MSM is classified as posing no risk in being taken as a supplement. It is available naturally in mainly high-protein foods, such as milk. The substance used as a dietary supplement has often been extracted from the sea. There are actually no downsides to MSM. Some people may find the period of getting used to taking this substance tough, whereas others don’t notice anything at all. A few studies have been conducted indicating that MSM can relieve osteoarthritis-related pain and swelling in the knees. But there is so little scientific evidence to support this that it is impossible to draw any definite conclusions yet.

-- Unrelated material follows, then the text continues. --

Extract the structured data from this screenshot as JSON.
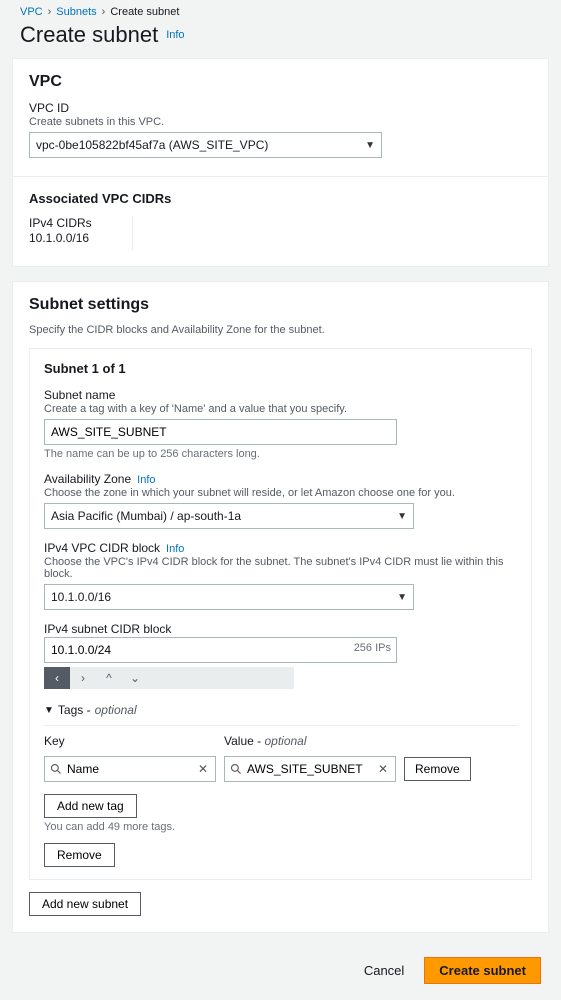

Sulfur is something that our bodies need and it is harmless in small amounts. Most people notice an effect when they reach one to three teaspoons a day. On the other hand, if you take far too big a dose, it becomes toxic. However, there is little chance of overdosing on this. For instance, if you weigh 50 kilos, you need to take a kilo of the substance for it to poison you.
It also said that the best effect is achieved by taking the MSM powder in its pure form. You can also mix the powder with water and spray it on the areas of the skin that are affected by psoriasis or acne, for instance. You will then notice a difference already after four to five days if you spray it on three times a day. Applying it to the body is nothing new. There are in several countries, including Hungary, special bathhouses with water in pools containing sulfur.
Side effects from MSM
MSM should generally not cause any side effects. However, many users have mentioned purge symptoms, such as pimples, dizziness, and diarrhea. This is why it is important to start taking a dosage of the product that is just enough and then increase it slowly to avoid these effects. How high a dose you should take and how much your body can tolerate are absolutely specific to each individual. Start with one milliliter a day and increase it slowly to avoid the side effects described above for MSM.
Pros and cons
In the case of joint diseases like osteoarthritis, there are a number of types of alternative medicines and herbal medicines available, which are said to be able to help relieve the pain. There are many who advocate the use of MSM in the herbal and alternative medicine sector. There are also many who stated that MSM has relieved their joint pain. However, there are still no rigorously conducted scientific studies available that can prove that it offers no more than a placebo effect.